Turkish boxer (born 1998)

Busenaz Sürmeneli (born 26 May 1998) is a Turkish Olympic, World and European champion boxer.

==Personal life==
Busenaz Sürmeneli was born in Bursa, Turkey, on 25 May 1998. She grew up in Trabzon, where her family had moved due to her father's profession. In her childhood, she wanted to play in the local women's football team. At the age of ten, she switched over to boxing with the guidance of Cahit Süme, technical director of the Turkey national boxing team. She studied Physical Education and Sport at Trabzon University. The female boxer at 65 kg is a member of Fenerbahçe Boxing.

==Boxing career==
She won several times titles at youth championships.

Sürmeneli took the silver medal at the 2017 Women's European Union Amateur Boxing Championships in Cascia, Italy. She won the bronze medal at the 2019 Women's European Amateur Boxing Championships in Alcobendas, Spain. She became world champion at the 2019 AIBA Women's World Boxing Championships held in Ulan-Ude, Russia. In February 2020, she captured the gold medal in the 69 kg division at the 64th Bocskai István Memorial International Boxing Tournament held in Debrecen, Hungary.

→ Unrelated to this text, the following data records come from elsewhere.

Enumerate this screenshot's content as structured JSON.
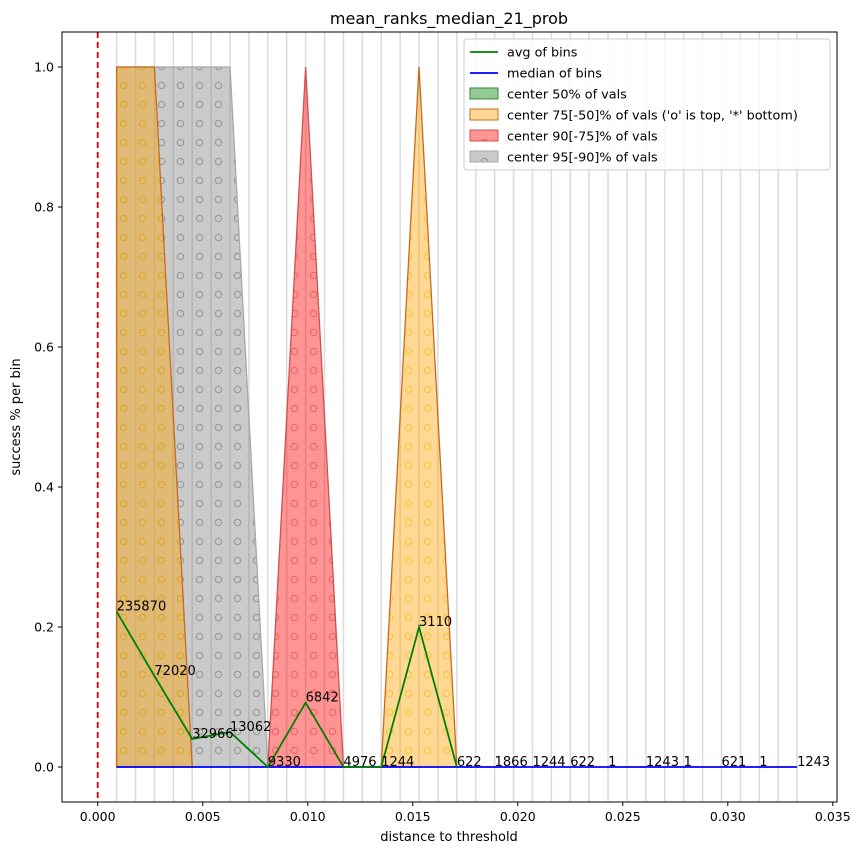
{
  "chart_data": {
    "type": "area",
    "title": "mean_ranks_median_21_prob",
    "xlabel": "distance to threshold",
    "ylabel": "success % per bin",
    "xlim": [
      -0.0017,
      0.0352
    ],
    "ylim": [
      -0.05,
      1.05
    ],
    "x_ticks": [
      0.0,
      0.005,
      0.01,
      0.015,
      0.02,
      0.025,
      0.03,
      0.035
    ],
    "x_tick_labels": [
      "0.000",
      "0.005",
      "0.010",
      "0.015",
      "0.020",
      "0.025",
      "0.030",
      "0.035"
    ],
    "y_ticks": [
      0.0,
      0.2,
      0.4,
      0.6,
      0.8,
      1.0
    ],
    "y_tick_labels": [
      "0.0",
      "0.2",
      "0.4",
      "0.6",
      "0.8",
      "1.0"
    ],
    "threshold_line_x": 0.0,
    "bin_gridlines": [
      0.0009,
      0.0018,
      0.0027,
      0.0036,
      0.0045,
      0.0054,
      0.0063,
      0.0072,
      0.0081,
      0.009,
      0.0099,
      0.0108,
      0.0117,
      0.0126,
      0.0135,
      0.0144,
      0.0153,
      0.0162,
      0.0171,
      0.018,
      0.0189,
      0.0198,
      0.0207,
      0.0216,
      0.0225,
      0.0234,
      0.0243,
      0.0252,
      0.0261,
      0.027,
      0.0279,
      0.0288,
      0.0297,
      0.0306,
      0.0315,
      0.0324,
      0.0333
    ],
    "legend_position": "top-right",
    "legend": [
      {
        "label": "avg of bins",
        "kind": "line",
        "color": "#008000"
      },
      {
        "label": "median of bins",
        "kind": "line",
        "color": "#0000ff"
      },
      {
        "label": "center 50% of vals",
        "kind": "patch",
        "color": "#008000"
      },
      {
        "label": "center 75[-50]% of vals ('o' is top, '*' bottom)",
        "kind": "patch",
        "color": "#ffa500"
      },
      {
        "label": "center 90[-75]% of vals",
        "kind": "patch",
        "color": "#ff0000"
      },
      {
        "label": "center 95[-90]% of vals",
        "kind": "patch",
        "color": "#808080"
      }
    ],
    "series": [
      {
        "name": "avg of bins",
        "color": "#008000",
        "x": [
          0.0009,
          0.0027,
          0.0045,
          0.0063,
          0.0081,
          0.0099,
          0.0117,
          0.0135,
          0.0153,
          0.0171
        ],
        "y": [
          0.222,
          0.13,
          0.04,
          0.05,
          0.0,
          0.092,
          0.0,
          0.0,
          0.2,
          0.0
        ]
      },
      {
        "name": "median of bins",
        "color": "#0000ff",
        "x": [
          0.0009,
          0.0333
        ],
        "y": [
          0.0,
          0.0
        ]
      }
    ],
    "bands": [
      {
        "name": "center 95[-90]% of vals",
        "color": "#808080",
        "points": [
          [
            0.0009,
            1.0
          ],
          [
            0.0063,
            1.0
          ],
          [
            0.0081,
            0.0
          ],
          [
            0.0009,
            0.0
          ]
        ]
      },
      {
        "name": "center 75[-50]% of vals ('o' is top, '*' bottom)",
        "color": "#ffa500",
        "points": [
          [
            0.0009,
            1.0
          ],
          [
            0.0027,
            1.0
          ],
          [
            0.0045,
            0.0
          ],
          [
            0.0009,
            0.0
          ]
        ]
      },
      {
        "name": "center 90[-75]% of vals",
        "color": "#ff0000",
        "points": [
          [
            0.0081,
            0.0
          ],
          [
            0.0099,
            1.0
          ],
          [
            0.0117,
            0.0
          ]
        ]
      },
      {
        "name": "center 75[-50]% of vals ('o' is top, '*' bottom)",
        "color": "#ffa500",
        "points": [
          [
            0.0135,
            0.0
          ],
          [
            0.0153,
            1.0
          ],
          [
            0.0171,
            0.0
          ]
        ]
      }
    ],
    "annotations": [
      {
        "x": 0.0009,
        "y": 0.222,
        "text": "235870"
      },
      {
        "x": 0.0027,
        "y": 0.13,
        "text": "72020"
      },
      {
        "x": 0.0045,
        "y": 0.04,
        "text": "32966"
      },
      {
        "x": 0.0063,
        "y": 0.05,
        "text": "13062"
      },
      {
        "x": 0.0081,
        "y": 0.0,
        "text": "9330"
      },
      {
        "x": 0.0099,
        "y": 0.092,
        "text": "6842"
      },
      {
        "x": 0.0117,
        "y": 0.0,
        "text": "4976"
      },
      {
        "x": 0.0135,
        "y": 0.0,
        "text": "1244"
      },
      {
        "x": 0.0153,
        "y": 0.2,
        "text": "3110"
      },
      {
        "x": 0.0171,
        "y": 0.0,
        "text": "622"
      },
      {
        "x": 0.0189,
        "y": 0.0,
        "text": "1866"
      },
      {
        "x": 0.0207,
        "y": 0.0,
        "text": "1244"
      },
      {
        "x": 0.0225,
        "y": 0.0,
        "text": "622"
      },
      {
        "x": 0.0243,
        "y": 0.0,
        "text": "1"
      },
      {
        "x": 0.0261,
        "y": 0.0,
        "text": "1243"
      },
      {
        "x": 0.0279,
        "y": 0.0,
        "text": "1"
      },
      {
        "x": 0.0297,
        "y": 0.0,
        "text": "621"
      },
      {
        "x": 0.0315,
        "y": 0.0,
        "text": "1"
      },
      {
        "x": 0.0333,
        "y": 0.0,
        "text": "1243"
      }
    ]
  }
}
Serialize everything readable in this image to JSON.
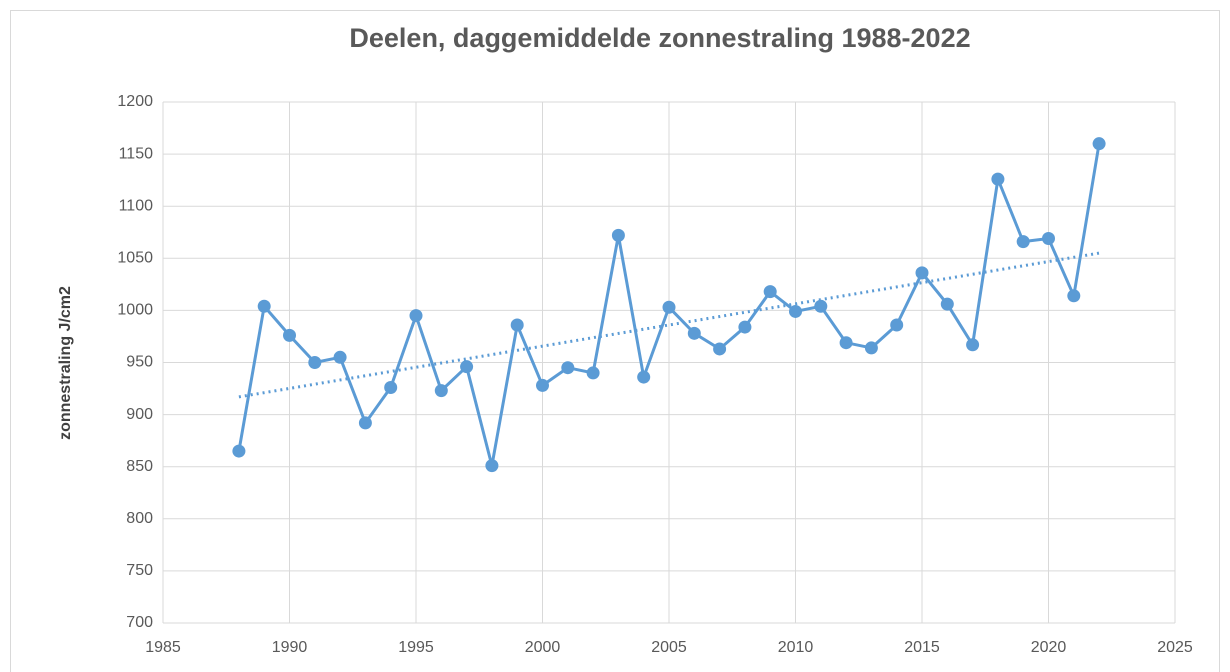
{
  "chart_data": {
    "type": "line",
    "title": "Deelen, daggemiddelde zonnestraling 1988-2022",
    "y_label": "zonnestraling J/cm2",
    "x": [
      1988,
      1989,
      1990,
      1991,
      1992,
      1993,
      1994,
      1995,
      1996,
      1997,
      1998,
      1999,
      2000,
      2001,
      2002,
      2003,
      2004,
      2005,
      2006,
      2007,
      2008,
      2009,
      2010,
      2011,
      2012,
      2013,
      2014,
      2015,
      2016,
      2017,
      2018,
      2019,
      2020,
      2021,
      2022
    ],
    "series": [
      {
        "color": "#5b9bd5",
        "values": [
          865,
          1004,
          976,
          950,
          955,
          892,
          926,
          995,
          923,
          946,
          851,
          986,
          928,
          945,
          940,
          1072,
          936,
          1003,
          978,
          963,
          984,
          1018,
          999,
          1004,
          969,
          964,
          986,
          1036,
          1006,
          967,
          1126,
          1066,
          1069,
          1014,
          1160
        ]
      }
    ],
    "trend": {
      "x": [
        1988,
        2022
      ],
      "values": [
        917,
        1055
      ],
      "color": "#5b9bd5"
    },
    "xlim": [
      1985,
      2025
    ],
    "xticks": [
      1985,
      1990,
      1995,
      2000,
      2005,
      2010,
      2015,
      2020,
      2025
    ],
    "ylim": [
      700,
      1200
    ],
    "yticks": [
      700,
      750,
      800,
      850,
      900,
      950,
      1000,
      1050,
      1100,
      1150,
      1200
    ],
    "grid": true
  }
}
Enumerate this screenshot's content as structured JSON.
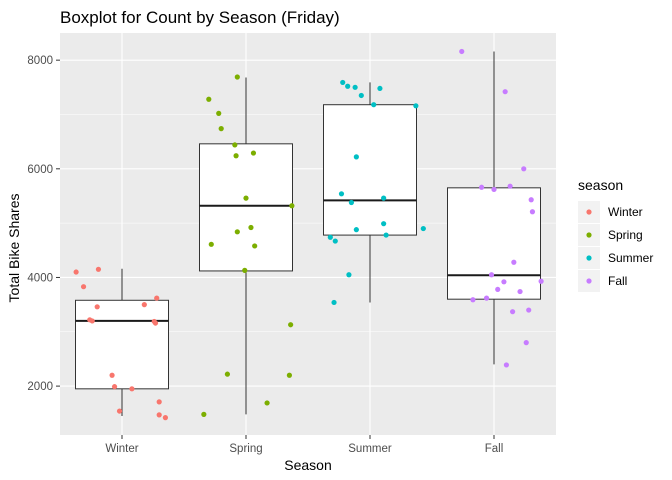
{
  "chart_data": {
    "type": "boxplot",
    "title": "Boxplot for Count by Season (Friday)",
    "xlabel": "Season",
    "ylabel": "Total Bike Shares",
    "categories": [
      "Winter",
      "Spring",
      "Summer",
      "Fall"
    ],
    "ylim": [
      1100,
      8500
    ],
    "yticks": [
      2000,
      4000,
      6000,
      8000
    ],
    "ytick_labels": [
      "2000",
      "4000",
      "6000",
      "8000"
    ],
    "grid": true,
    "legend": {
      "title": "season",
      "placement": "right",
      "entries": [
        "Winter",
        "Spring",
        "Summer",
        "Fall"
      ]
    },
    "colors": {
      "Winter": "#F8766D",
      "Spring": "#7CAE00",
      "Summer": "#00BFC4",
      "Fall": "#C77CFF",
      "panel": "#EBEBEB",
      "grid": "#FFFFFF"
    },
    "boxes": [
      {
        "category": "Winter",
        "whisker_low": 1450,
        "q1": 1950,
        "median": 3200,
        "q3": 3580,
        "whisker_high": 4160
      },
      {
        "category": "Spring",
        "whisker_low": 1480,
        "q1": 4120,
        "median": 5320,
        "q3": 6460,
        "whisker_high": 7680
      },
      {
        "category": "Summer",
        "whisker_low": 3540,
        "q1": 4780,
        "median": 5420,
        "q3": 7180,
        "whisker_high": 7590
      },
      {
        "category": "Fall",
        "whisker_low": 2400,
        "q1": 3600,
        "median": 4040,
        "q3": 5650,
        "whisker_high": 8160
      }
    ],
    "points": [
      {
        "category": "Winter",
        "jitter": -0.37,
        "y": 4100
      },
      {
        "category": "Winter",
        "jitter": -0.19,
        "y": 4150
      },
      {
        "category": "Winter",
        "jitter": -0.31,
        "y": 3830
      },
      {
        "category": "Winter",
        "jitter": -0.2,
        "y": 3460
      },
      {
        "category": "Winter",
        "jitter": 0.18,
        "y": 3500
      },
      {
        "category": "Winter",
        "jitter": 0.28,
        "y": 3620
      },
      {
        "category": "Winter",
        "jitter": -0.26,
        "y": 3220
      },
      {
        "category": "Winter",
        "jitter": -0.24,
        "y": 3200
      },
      {
        "category": "Winter",
        "jitter": 0.26,
        "y": 3190
      },
      {
        "category": "Winter",
        "jitter": 0.27,
        "y": 3160
      },
      {
        "category": "Winter",
        "jitter": -0.08,
        "y": 2200
      },
      {
        "category": "Winter",
        "jitter": -0.06,
        "y": 1990
      },
      {
        "category": "Winter",
        "jitter": 0.08,
        "y": 1950
      },
      {
        "category": "Winter",
        "jitter": 0.3,
        "y": 1710
      },
      {
        "category": "Winter",
        "jitter": -0.02,
        "y": 1540
      },
      {
        "category": "Winter",
        "jitter": 0.3,
        "y": 1470
      },
      {
        "category": "Winter",
        "jitter": 0.35,
        "y": 1420
      },
      {
        "category": "Spring",
        "jitter": -0.07,
        "y": 7690
      },
      {
        "category": "Spring",
        "jitter": -0.3,
        "y": 7280
      },
      {
        "category": "Spring",
        "jitter": -0.22,
        "y": 7020
      },
      {
        "category": "Spring",
        "jitter": -0.2,
        "y": 6740
      },
      {
        "category": "Spring",
        "jitter": -0.09,
        "y": 6440
      },
      {
        "category": "Spring",
        "jitter": -0.08,
        "y": 6240
      },
      {
        "category": "Spring",
        "jitter": 0.06,
        "y": 6290
      },
      {
        "category": "Spring",
        "jitter": 0.0,
        "y": 5460
      },
      {
        "category": "Spring",
        "jitter": 0.37,
        "y": 5320
      },
      {
        "category": "Spring",
        "jitter": 0.04,
        "y": 4920
      },
      {
        "category": "Spring",
        "jitter": -0.07,
        "y": 4840
      },
      {
        "category": "Spring",
        "jitter": -0.28,
        "y": 4610
      },
      {
        "category": "Spring",
        "jitter": 0.07,
        "y": 4580
      },
      {
        "category": "Spring",
        "jitter": -0.01,
        "y": 4130
      },
      {
        "category": "Spring",
        "jitter": 0.36,
        "y": 3130
      },
      {
        "category": "Spring",
        "jitter": -0.15,
        "y": 2220
      },
      {
        "category": "Spring",
        "jitter": 0.35,
        "y": 2200
      },
      {
        "category": "Spring",
        "jitter": 0.17,
        "y": 1690
      },
      {
        "category": "Spring",
        "jitter": -0.34,
        "y": 1480
      },
      {
        "category": "Summer",
        "jitter": -0.22,
        "y": 7590
      },
      {
        "category": "Summer",
        "jitter": -0.18,
        "y": 7520
      },
      {
        "category": "Summer",
        "jitter": -0.12,
        "y": 7500
      },
      {
        "category": "Summer",
        "jitter": 0.08,
        "y": 7480
      },
      {
        "category": "Summer",
        "jitter": -0.07,
        "y": 7350
      },
      {
        "category": "Summer",
        "jitter": 0.03,
        "y": 7180
      },
      {
        "category": "Summer",
        "jitter": 0.37,
        "y": 7160
      },
      {
        "category": "Summer",
        "jitter": -0.11,
        "y": 6220
      },
      {
        "category": "Summer",
        "jitter": -0.23,
        "y": 5540
      },
      {
        "category": "Summer",
        "jitter": -0.15,
        "y": 5380
      },
      {
        "category": "Summer",
        "jitter": 0.11,
        "y": 5460
      },
      {
        "category": "Summer",
        "jitter": 0.11,
        "y": 4990
      },
      {
        "category": "Summer",
        "jitter": -0.11,
        "y": 4880
      },
      {
        "category": "Summer",
        "jitter": 0.13,
        "y": 4780
      },
      {
        "category": "Summer",
        "jitter": -0.32,
        "y": 4740
      },
      {
        "category": "Summer",
        "jitter": -0.28,
        "y": 4670
      },
      {
        "category": "Summer",
        "jitter": 0.43,
        "y": 4900
      },
      {
        "category": "Summer",
        "jitter": -0.17,
        "y": 4050
      },
      {
        "category": "Summer",
        "jitter": -0.29,
        "y": 3540
      },
      {
        "category": "Fall",
        "jitter": -0.26,
        "y": 8160
      },
      {
        "category": "Fall",
        "jitter": 0.09,
        "y": 7420
      },
      {
        "category": "Fall",
        "jitter": 0.24,
        "y": 6000
      },
      {
        "category": "Fall",
        "jitter": -0.1,
        "y": 5660
      },
      {
        "category": "Fall",
        "jitter": 0.0,
        "y": 5620
      },
      {
        "category": "Fall",
        "jitter": 0.13,
        "y": 5680
      },
      {
        "category": "Fall",
        "jitter": 0.3,
        "y": 5430
      },
      {
        "category": "Fall",
        "jitter": 0.31,
        "y": 5210
      },
      {
        "category": "Fall",
        "jitter": 0.16,
        "y": 4280
      },
      {
        "category": "Fall",
        "jitter": -0.02,
        "y": 4050
      },
      {
        "category": "Fall",
        "jitter": 0.08,
        "y": 3920
      },
      {
        "category": "Fall",
        "jitter": 0.38,
        "y": 3930
      },
      {
        "category": "Fall",
        "jitter": 0.03,
        "y": 3780
      },
      {
        "category": "Fall",
        "jitter": 0.21,
        "y": 3740
      },
      {
        "category": "Fall",
        "jitter": -0.06,
        "y": 3620
      },
      {
        "category": "Fall",
        "jitter": -0.17,
        "y": 3590
      },
      {
        "category": "Fall",
        "jitter": 0.28,
        "y": 3400
      },
      {
        "category": "Fall",
        "jitter": 0.15,
        "y": 3370
      },
      {
        "category": "Fall",
        "jitter": 0.26,
        "y": 2800
      },
      {
        "category": "Fall",
        "jitter": 0.1,
        "y": 2390
      }
    ]
  }
}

Sürmeneli became champion in the welterweight event at the 2020 Summer Olympics. By defeating China’s Gu Hong, Surmeneli sealed the first-ever Olympics medal in boxing for Turkey at Kokugikan Arena in the Japanese capital. She has displayed exceptional form throughout the tournament, winning all her bouts with a one-sided 5:0 result.

Sürmeneli won the gold medal in the 2022 IBA Women's World Boxing Championships in Istanbul. Surmeneli beat her Canadian opponent Charlie Cavanagh in the final of welter weight, to become world champion for a second time.

She won the gold medal in the women's welterweight at the 3rd European Games held at Nowy Targ Arena in Nowy Targ, Poland, defeating Lithuanian Austėja Aučiūtė 5–0 in the first round, Greek Paraskevi Mavrommati in the second round on a referee's decision, Polish Aneta Rygielska 5–0 in the quarterfinals, Rosie Eccles of the United Kingdom 4–1 in the semifinals and Belgian Oshin Derieuw 5–0 in the final. Earned a quota for the 2024 Summer Olympics.

She won the gold medal by defeating Russian boxer Albina Moldazhanova 5–0 in the final match of the 2024 European Amateur Boxing Championships in Belgrade, Serbia. She became the world champion for the third time by defeating her Uzbek opponent, Navbakhor Khamidova, 5-0 in the 66 kg final competition of the 2025 World Women's Boxing Championship held in Niš, Serbia.

She reached the final of the 2025 IBA Women's World Boxing Championships 66 kg held in Niš, Serbia, after bye in the first round, defeating Slovak Tamara Kubalová in the quarterfinals and Serbian Anastasija Lukajić in the semifinals with 5-0 scores. In the final match, she defeated her Uzbek opponent Navbakhor Khamidova 5-0 and became the world champion for the third times.